Par Marc Godin

Sous le soleil éclatant de la Suède, un couple au bord de la rupture assiste aux cérémonies d’un autre âge d’une secte d’illuminés. Après Hérédité, le nouveau chef-d’œuvre vénéneux d’Ari Aster.

Ari Aster veut te mettre le cerveau à l’envers.
Et te griller les neurones.
Avec un film d’horreur.
En pleine lumière, sous le soleil d’été de la Suède.
Simplement avec puissance tellurique de sa mise en scène qui évoque parfois la maîtrise d’un Kubrick.

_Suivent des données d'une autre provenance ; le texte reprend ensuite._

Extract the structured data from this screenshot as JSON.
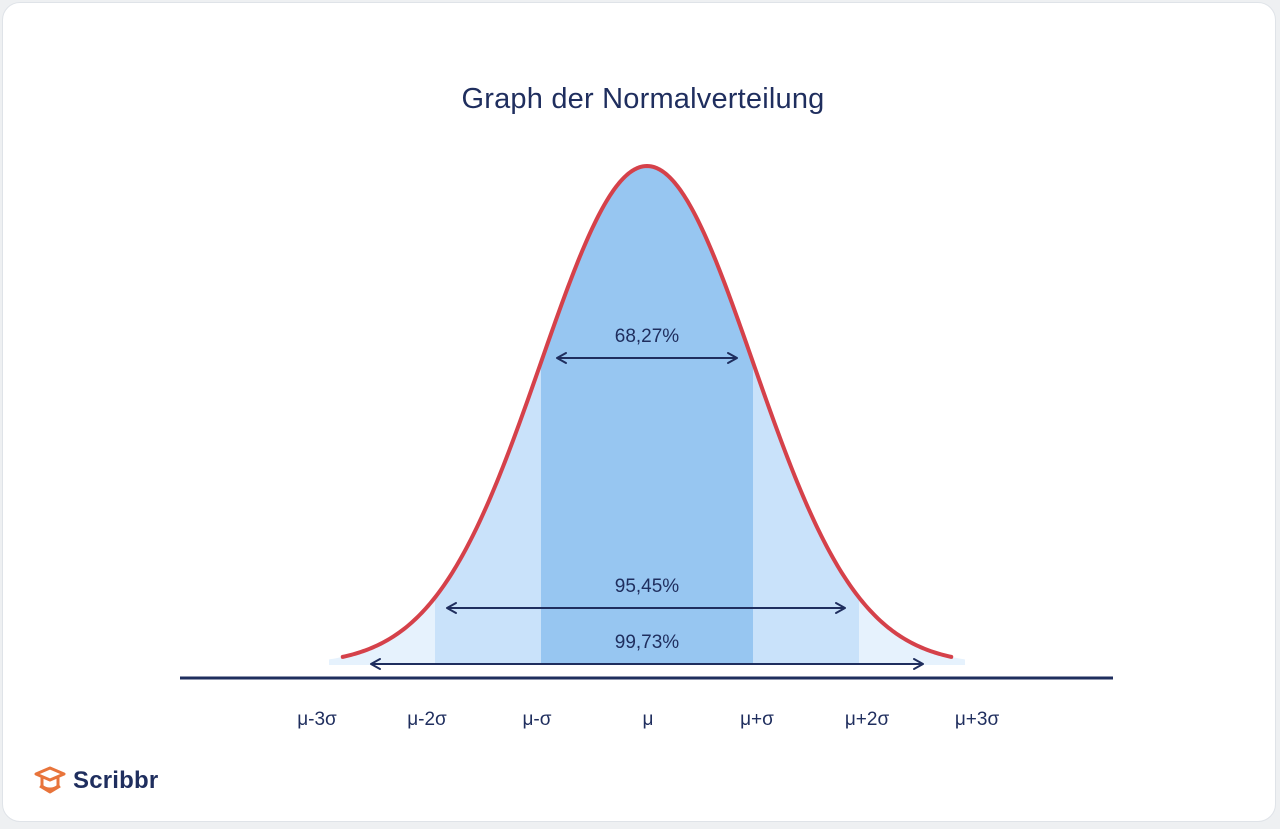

Et une série de plans et de visions encore jamais vue sur un écran : une route filmée à l’envers, une porte qui ouvre sur un autre espace, le décor qui se met à vaciller, la bouffe qui prend vie et le spectateur qui commence à se recroqueviller dans son fauteuil, submergé par un sentiment d’inquiétante étrangeté qui ne va plus le lâcher lors d’une heure d’un trip hallucinogène, cauchemardesque et vénéneux.

Mais reprenons depuis le début.

On a découvert Ari Aster, 33 ans, l’année dernière avec un chef-d’œuvre authentiquement terrifiant, Hérédité, plongée dans les ténèbres d’une famille pour le moins dysfonctionnelle. Un des meilleurs films 2018, ambitieux, perturbant, définitif, qui explose le cahier de charges des habituels tâcherons de l’horreur, et la révélation d’un talent inouï, avec un Ari Aster aussitôt sacré comme le boss de l’horreur viscérale.

Avec son nouveau film, commande d’une société suédoise, Aster semble prendre le contrepied de son film précédent, une œuvre solaire, en pleine campagne alors qu’Hérédité s’apparentait à un huis-clos claustro dans l’obscurité.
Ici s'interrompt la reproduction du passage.